Uno de los fenómenos televisivos considerado
como símbolo y emblema de la generación que vivió la transición española, fue el programa La Clave, dirigido y presentado por el
extraordinario periodista José Luis Balbín. Se emitió entre los años 1976 y
1985, con alguna interrupción y unas cuantas censuras. En cierto modo, fue el
espejo donde se miró aquella incipiente democracia y donde vio reflejado su
ideal de sociedad y su aspiración a la convivencia pacífica. Para los que no
llegaron a conocerlo, era un espacio dividido en dos partes: una película de gran
calidad, relacionada con el tema que cada día se trataba, seguida de un largo debate
entre personas con opiniones, trayectorias, dedicaciones… muy diversas, incluso
opuestas, en relación con la cuestión elegida. Podríamos también denominarlo
tertulia o coloquio, puesto que no se trataba de llegar a un acuerdo final,
sino solo de exponer libremente las ideas y convicciones de cada uno, de
mostrar diferentes enfoques y apoyos argumentales, de calibrar los efectos y
consecuencias de diversos modos de pensar y actuar, etc. El diálogo se
desarrollaba en un ambiente sosegado (incluso la iluminación era
conscientemente relajante), de mutuo respeto y extrema delicadeza; es decir, lo
más lejano a una enfurecida batalla por salir vencedor de… nada, porque allí no
se ventilaba ninguna victoria ni derrota dialéctica ni supremacía ideológica,
estética, etc. Me acuerdo especialmente de dos: uno, en el que realizó una
extensa y pormenorizada declaración R. Serrano Súñer, y otro, en el que, creo
que por primera vez en televisión, participaba Santiago Carrillo.
En el plano formal, uno de los secretos del
éxito de un debate o coloquio está en el respeto a los turnos de palabra, o
sea, en la ausencia de interrupciones. Cortar una exposición es lo mismo que destruirla,
por aquello de que “argumento partido, argumento perdido”. Los que dedicábamos
tiempo y esfuerzo en nuestras clases de Lengua a habituar a los alumnos a
intervenir en coloquios y debates insistíamos en este punto y en inculcar el
autocontrol cuando se les ocurría contestar en medio de una intervención ajena
y a hablar cuando les tocara. Muchas veces afirmaban que entonces ya no valía
la pena, era demasiado tarde, su réplica se devaluaba. En mi caso, trataba de
inculcarles el valor y la utilidad de la “respuesta aplazada”, precedida de un
resumen de aquello contra lo que se fuera a opinar y argumentar. Recuerdo que
una profesora de Secundaria, asistente a un curso sobre esta materia,
confesó -para sorpresa de muchos, entre
ellos un servidor- que los debates así,
tan ordenados, le parecían muy aburridos.
Bastantes debates de hoy, tal vez con la orientación
“lúdica” de la citada profesora o incluso persiguiendo un fin aún peor,
sobrepasan la línea del respeto a la palabra de los demás, no ya interrumpiéndolos,
sino aplicando un instrumento aún más perverso, como es la superposición de
turno.
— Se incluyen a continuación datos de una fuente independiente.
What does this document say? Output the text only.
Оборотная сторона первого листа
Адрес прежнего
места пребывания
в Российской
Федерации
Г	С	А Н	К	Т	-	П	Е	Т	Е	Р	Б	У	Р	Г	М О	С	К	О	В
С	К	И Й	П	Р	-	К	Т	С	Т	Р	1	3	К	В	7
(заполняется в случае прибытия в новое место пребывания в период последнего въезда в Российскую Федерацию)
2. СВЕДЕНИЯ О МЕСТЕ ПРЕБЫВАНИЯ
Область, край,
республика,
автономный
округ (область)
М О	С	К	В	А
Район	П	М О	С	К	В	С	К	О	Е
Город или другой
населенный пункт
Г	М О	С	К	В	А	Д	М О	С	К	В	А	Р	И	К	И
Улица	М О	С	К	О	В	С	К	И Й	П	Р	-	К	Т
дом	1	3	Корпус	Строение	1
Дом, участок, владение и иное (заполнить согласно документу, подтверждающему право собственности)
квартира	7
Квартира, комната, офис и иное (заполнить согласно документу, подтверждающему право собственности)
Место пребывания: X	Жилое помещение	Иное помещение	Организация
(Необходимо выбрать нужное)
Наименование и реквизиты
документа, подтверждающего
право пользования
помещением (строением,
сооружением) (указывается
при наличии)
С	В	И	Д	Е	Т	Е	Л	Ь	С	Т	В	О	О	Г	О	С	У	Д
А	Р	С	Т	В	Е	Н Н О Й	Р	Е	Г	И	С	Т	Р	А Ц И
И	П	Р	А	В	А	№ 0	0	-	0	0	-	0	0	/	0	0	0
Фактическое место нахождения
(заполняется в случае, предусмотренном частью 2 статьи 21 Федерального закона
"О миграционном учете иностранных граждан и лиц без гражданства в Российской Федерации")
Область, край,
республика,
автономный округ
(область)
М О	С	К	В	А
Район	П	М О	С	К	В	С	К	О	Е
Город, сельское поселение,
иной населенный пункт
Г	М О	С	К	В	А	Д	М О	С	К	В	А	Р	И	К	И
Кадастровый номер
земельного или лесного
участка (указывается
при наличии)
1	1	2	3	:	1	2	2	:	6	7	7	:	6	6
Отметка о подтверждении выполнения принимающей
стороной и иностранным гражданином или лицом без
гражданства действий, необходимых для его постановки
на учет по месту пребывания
Es decir, hablar mientras otro participante está en el uso de la
palabra. Me refiero no al mero corte
puntual, más o menos espontáneo, no calculado, sino al propósito intencionado de
silenciar al contrario, tapando su exposición con otra, dicha generalmente a
más volumen. Junto con la descalificación como principal -casi única-
arma, creo que supone la adulteración y perversión extrema de la
discusión como medio de confrontar ideas y poner a prueba los argumentos, la
ausencia total de respeto a las ideas de los demás y, por ende, a su misma
persona. No importa que el público o los espectadores no se enteren de nada,
mejor dicho, lo que importa es que no se enteren de nada y tan solo fijen su
atención en que tal o cual tertuliano sobresale entre los demás porque controla
el curso del diálogo, anulando y ofendiendo al resto. Naturalmente, no todos
los componentes de los auditorios de debates así extraen, por suerte, las
mismas conclusiones. Hay programas de determinadas cadenas de televisión que
son auténticos modelos en el uso de la endiablada técnica que he descrito y,
dado que llegan a mucha gente, se constituyen en modelos infectos y corrosivos.
Se emiten otros, la verdad sea dicha, que recuerdan bastante a aquellas formas
y actitudes de La clave, tan
añoradas. Espero que no les resulten aburridos a demasiados televidentes.
Totalmente de acuerdo. La Clave era parte de una televisión de calidad que hemos perdido. Algunos programas de "La noche en 24 horas" tuvieron esa calidad tanto por la variedad de opiniones como por el respeto a los turnos. Respecto a las normas en los debates el autor omite otro aspecto muy importante que es el rol del moderador que debe de abstenerse en emitir su opinión personal y centrarse en mantener las formas susodichas.